RNA-binding proteins (RBPs) are the master regulators of mRNA processing, which are vital players for the post-transcriptional control of gene expression. In recent years, crosslinking immunoprecipitation sequencing (CLIP-seq) technologies have enabled us to sequence massive amounts of genome-wide RNA-binding event data. Its increasing availability provides opportunities to identify protein-RNA interactions on a genome-wide scale. Genome-wide RNA-binding event detection methods have been developed to the understanding of the proteins' functions within cellular processes. Unfortunately, those methods often suffer from realistic restrictions, such as high costs, intensive computation, high dimensionality, numerical instability, and data sparsity. We present a computational method [multiobjective forest algorithm (MFA)] to identify protein-RNA interactions from CLIP-seq data by synergizing multiobjective biogeography-based optimization (BBO) with random forest (RF). Since most of the tree-structured classifiers in RF are unnecessarily bulky with extra time costs and memory consumption, multiobjective BBO is designed to prune the unsuitable tree-structured classifiers dynamically.
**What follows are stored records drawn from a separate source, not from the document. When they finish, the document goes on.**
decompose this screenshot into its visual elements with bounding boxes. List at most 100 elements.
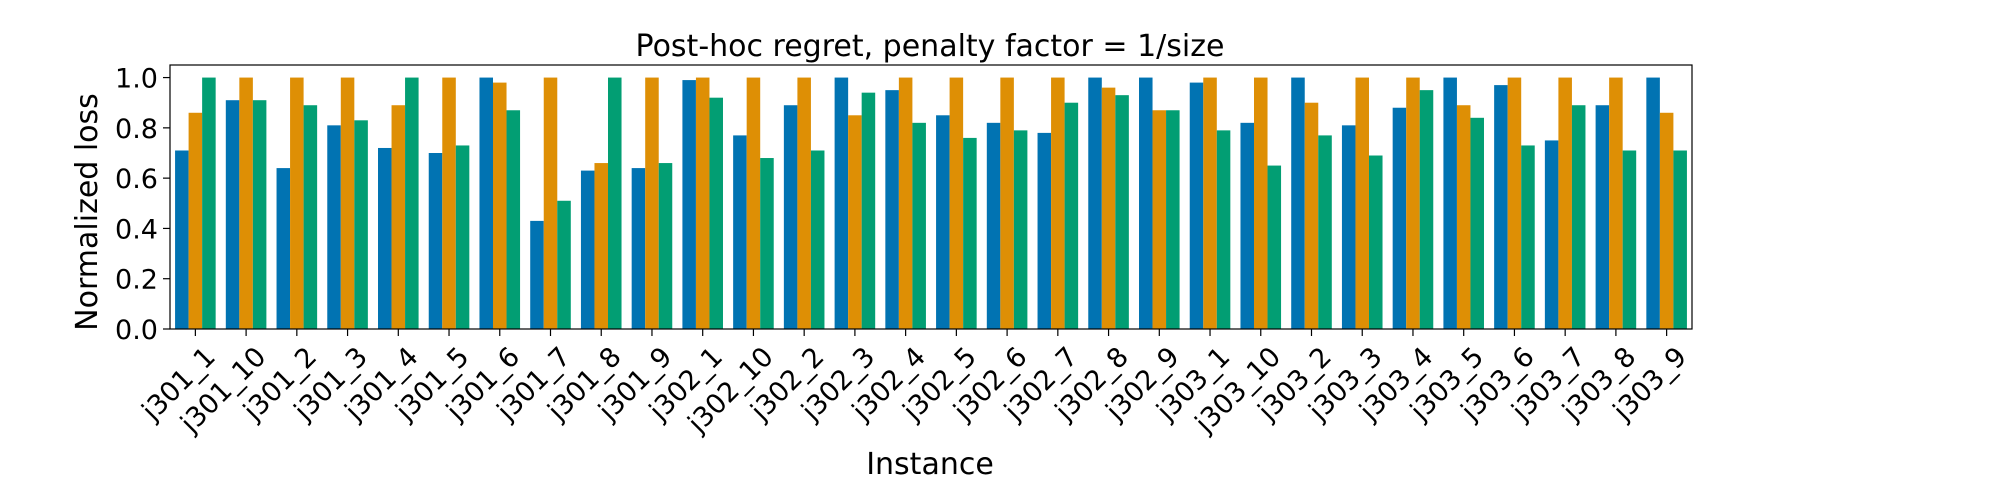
bar-j302_4-series-3 [912,122,926,329]
bar-j301_4-series-1 [378,147,392,329]
bar-j303_7-series-2 [1558,77,1572,329]
bar-j303_1-series-1 [1189,82,1204,329]
bar-j301_10-series-2 [239,77,253,329]
bar-j303_9-series-1 [1646,77,1660,329]
bar-j302_2-series-3 [810,150,825,329]
bar-j301_5-series-2 [442,77,456,329]
bar-j301_6-series-2 [493,82,507,329]
bar-j301_10-series-3 [252,100,267,329]
bar-j302_3-series-3 [861,92,876,329]
bar-j302_4-series-1 [885,90,899,329]
bar-j301_9-series-1 [631,168,646,329]
bar-j301_4-series-3 [405,77,419,329]
bar-j301_9-series-3 [658,163,673,329]
bar-j303_3-series-3 [1369,155,1383,329]
y-tick-label: 0.0 [115,315,158,346]
bar-j301_3-series-3 [354,120,368,329]
bar-j302_8-series-1 [1088,77,1102,329]
bar-j303_4-series-1 [1392,107,1407,330]
bar-j301_1-series-1 [175,150,189,329]
bars-layer [175,77,1687,330]
bar-j303_10-series-2 [1254,77,1268,329]
bar-j301_5-series-1 [428,153,443,329]
bar-j303_7-series-1 [1544,140,1559,329]
bar-j303_7-series-3 [1571,105,1586,329]
bar-j302_3-series-1 [834,77,849,329]
bar-j302_7-series-3 [1064,102,1079,330]
bar-j302_10-series-1 [733,135,747,329]
bar-j303_2-series-2 [1304,102,1319,330]
bar-j303_6-series-2 [1507,77,1522,329]
y-tick-label: 0.6 [115,164,158,195]
bar-j303_6-series-3 [1521,145,1535,329]
bar-j301_8-series-3 [608,77,622,329]
bar-j301_2-series-2 [290,77,304,329]
bar-j301_6-series-3 [506,110,521,329]
bar-j303_8-series-1 [1595,105,1610,329]
bar-j302_8-series-3 [1115,95,1129,329]
bar-j302_6-series-2 [1000,77,1014,329]
bar-j303_8-series-2 [1609,77,1623,329]
bar-j301_7-series-1 [530,220,544,329]
bar-j301_2-series-1 [276,168,291,329]
bar-j301_7-series-2 [543,77,558,329]
y-tick-label: 0.4 [115,214,158,245]
bar-j301_8-series-2 [594,163,608,329]
bar-j303_4-series-3 [1419,90,1434,329]
bar-j301_6-series-1 [479,77,493,329]
bar-j301_5-series-3 [455,145,470,329]
x-axis: j301_1j301_10j301_2j301_3j301_4j301_5j30… [136,329,1693,440]
bar-j303_6-series-1 [1494,85,1508,329]
bar-j302_7-series-1 [1037,132,1052,329]
y-axis-title: Normalized loss [70,93,105,331]
bar-j302_5-series-1 [936,115,950,329]
bar-j302_5-series-2 [949,77,964,329]
bar-j302_1-series-1 [682,80,696,329]
bar-j303_5-series-3 [1470,117,1484,329]
bar-j301_3-series-2 [340,77,355,329]
bar-j301_1-series-2 [188,112,203,330]
bar-j303_9-series-3 [1673,150,1687,329]
bar-j303_5-series-2 [1456,105,1471,329]
bar-j301_2-series-3 [303,105,318,329]
bar-j303_2-series-1 [1291,77,1305,329]
bar-j301_10-series-1 [225,100,240,329]
plot-frame [169,64,1693,330]
bar-j301_8-series-1 [580,170,595,329]
bar-j302_7-series-2 [1051,77,1065,329]
bar-j303_3-series-1 [1341,125,1356,329]
bar-j303_10-series-3 [1267,165,1282,329]
bar-j303_1-series-2 [1203,77,1217,329]
bar-j303_4-series-2 [1406,77,1420,329]
bar-j302_2-series-2 [797,77,811,329]
bar-j303_9-series-2 [1659,112,1674,330]
bar-j303_8-series-3 [1622,150,1637,329]
bar-j301_4-series-2 [391,105,406,329]
y-tick-label: 1.0 [115,64,158,95]
x-axis-title: Instance [866,447,994,482]
bar-j302_5-series-3 [963,137,977,329]
bar-j301_1-series-3 [202,77,216,329]
bar-j302_6-series-3 [1013,130,1028,329]
bar-j301_7-series-3 [557,200,571,329]
bar-j302_2-series-1 [783,105,798,329]
bar-j302_6-series-1 [986,122,1001,329]
y-tick-label: 0.2 [115,265,158,296]
bar-j302_8-series-2 [1101,87,1116,329]
bar-j303_10-series-1 [1240,122,1254,329]
bar-j302_10-series-2 [746,77,761,329]
bar-j301_3-series-1 [327,125,341,329]
bar-j302_3-series-2 [848,115,862,329]
y-axis: 0.0 0.2 0.4 0.6 0.8 1.0 [115,64,170,346]
bar-j303_5-series-1 [1443,77,1457,329]
y-tick-label: 0.8 [115,114,158,145]
bar-j302_9-series-2 [1152,110,1167,329]
chart-title: Post-hoc regret, penalty factor = 1/size [636,29,1225,64]
bar-j302_1-series-3 [709,97,723,329]
bar-j302_1-series-2 [695,77,710,329]
bar-j302_4-series-2 [898,77,913,329]
bar-j302_9-series-3 [1166,110,1180,329]
bar-j303_1-series-3 [1216,130,1231,329]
Moreover, to direct the evolution dynamics of the MFA, two objective functions are formulated to balance model generality and complexity for robust performance. To validate our MFA method, we compare its performance across 31 large-scale CLIP-seq datasets. The experimental results demonstrate that MFA can obtain superior performance over the current state-of-the-art methods. Mechanistic insights are also revealed and discussed to explore the multifaceted aspects of MFA through data source importance analysis, matrix rank estimations, seeding component perturbations, and multiobjective optimization methodology comparisons.